Aleksandar Vucic réfute ces critiques et se dit attaché au modèle européen, même s’il ne renie pas sa russophilie, largement partagée par ses compatriotes. Il a donné des preuves de sa bonne foi en signant un accord de coopération avec le Kosovo, qui reste l’un des principaux facteurs de tension. Il a surtout convaincu les dirigeants de l’Union européenne qu’il était le bon interlocuteur pour conduire les pourparlers avec Bruxelles et assurer la stabilité de la Serbie. Il leur apparaît comme le mieux placé pour sortir enfin son pays des tumultes des vingt-cinq dernières années et pour favoriser le redressement de son économie, dont la croissance reste faible, avec un taux de chômage de 20% environ, mais dont les perspectives s’améliorent.

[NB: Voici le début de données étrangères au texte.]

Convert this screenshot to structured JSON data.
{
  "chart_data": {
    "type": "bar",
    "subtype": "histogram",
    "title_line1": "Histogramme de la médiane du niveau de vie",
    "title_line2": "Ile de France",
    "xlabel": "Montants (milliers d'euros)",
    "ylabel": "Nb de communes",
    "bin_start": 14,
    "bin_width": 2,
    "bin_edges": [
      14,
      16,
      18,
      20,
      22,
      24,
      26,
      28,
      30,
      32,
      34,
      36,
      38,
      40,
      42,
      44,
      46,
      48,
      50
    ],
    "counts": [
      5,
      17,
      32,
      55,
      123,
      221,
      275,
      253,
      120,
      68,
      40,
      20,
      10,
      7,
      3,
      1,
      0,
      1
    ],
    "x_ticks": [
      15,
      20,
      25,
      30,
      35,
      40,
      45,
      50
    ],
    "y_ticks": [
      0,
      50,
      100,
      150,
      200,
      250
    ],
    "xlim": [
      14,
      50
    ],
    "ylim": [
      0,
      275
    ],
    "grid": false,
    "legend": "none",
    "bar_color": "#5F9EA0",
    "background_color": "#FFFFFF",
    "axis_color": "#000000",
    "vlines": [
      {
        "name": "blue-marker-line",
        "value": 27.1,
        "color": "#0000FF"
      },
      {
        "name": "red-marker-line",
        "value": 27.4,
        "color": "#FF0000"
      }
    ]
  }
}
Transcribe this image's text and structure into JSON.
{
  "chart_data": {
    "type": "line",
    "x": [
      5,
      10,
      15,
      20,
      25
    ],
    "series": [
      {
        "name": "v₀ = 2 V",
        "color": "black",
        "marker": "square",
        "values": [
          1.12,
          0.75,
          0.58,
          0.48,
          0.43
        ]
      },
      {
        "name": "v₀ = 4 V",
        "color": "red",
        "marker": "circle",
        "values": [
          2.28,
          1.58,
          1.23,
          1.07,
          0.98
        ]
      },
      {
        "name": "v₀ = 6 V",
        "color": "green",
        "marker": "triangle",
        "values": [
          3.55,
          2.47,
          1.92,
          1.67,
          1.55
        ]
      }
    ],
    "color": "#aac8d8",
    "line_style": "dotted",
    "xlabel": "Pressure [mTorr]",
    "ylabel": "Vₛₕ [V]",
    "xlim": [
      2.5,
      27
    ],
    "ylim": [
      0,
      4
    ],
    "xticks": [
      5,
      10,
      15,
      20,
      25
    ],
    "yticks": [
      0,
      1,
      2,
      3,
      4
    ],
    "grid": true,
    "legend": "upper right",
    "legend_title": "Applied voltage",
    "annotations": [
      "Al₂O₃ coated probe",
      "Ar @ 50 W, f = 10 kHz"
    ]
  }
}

La stabilité contre la démocratie ?
Pour les Européens, Aleksandar Vucic est celui qui peut empêcher son pays de tomber dans les bras de la Russie, son alliée historique, et maintenir un ordre à peu près acceptable dans la région. La stabilité avant la démocratie ? C’est le reproche que les détracteurs d’Aleksandar Vucic adressent aux Européens. Ceux-ci répondent qu’ils demeureront vigilants sur le respect par Belgrade des libertés publiques et des principes de l’Etat de droit. Ils estiment qu’ils n’ont pas d’autre choix que de faire confiance à un premier ministre qui réussit à rassembler les voix de la plupart des pro-Européens et d’une grande partie des nationalistes.
L’autre événement du scrutin du 24 avril est le retour sur la scène politique de Vojislav Seselj, dont la formation, le Parti radical serbe, l’ancien parti d’Aleksandar Vucic, a recueilli plus de 8% des suffrages. Le score obtenu par l’ancien vice-président du gouvernement serbe, qui fut poursuivi pour crimes contre l’humanité et crimes de guerre puis acquitté en mars 2016 par le Tribunal pénal international pour l’ex-Yougoslavie au terme d’une longue procédure, atteste de la persistance d’une extrême-droite nationaliste qui n’a rien appris ni rien oublié.
Un acteur-clé de la région
Mais il permet à Aleksandar Vucic de rendre crédible son recentrage par rapport à son ancien allié et de se présenter, lui, comme un pragmatique qui attend d’abord de l’Europe qu’elle favorise l’économie serbe et qui se tient éloigné, lui, des passions idéologiques d’antan. Les porte-parole de l’Union européenne se plaisent à penser que la voie choisie par le gouvernement serbe est irréversible et que les gages donnés par le premier ministre font qu’il ne peut plus reculer. Aleksandar Vucic a cessé d’être un paria de l’Europe pour devenir l’un des acteurs-clés de la région, sur lequel l’Union européenne compte pour régler notamment la douloureuse question du Kosovo.
Avec les autres Etats des Balkans occidentaux, comme le Monténégro, la Macédoine et l’Albanie, la Serbie a fait des pas importants vers l’Europe. Il lui reste des progrès à faire pour assurer en particulier la liberté de la presse et l’indépendance de la justice. On ne sait pas encore si Aleksandar Vucic est prêt à accepter les exigences de la démocratie en renonçant à toutes les formes d’autoritarisme et en freinant le culte de la personnalité dont il commence à faire l’objet. Il devra aussi, sur le plan international, montrer qu’il est capable de concilier son amitié avec Vladimir Poutine et son partenariat avec Bruxelles.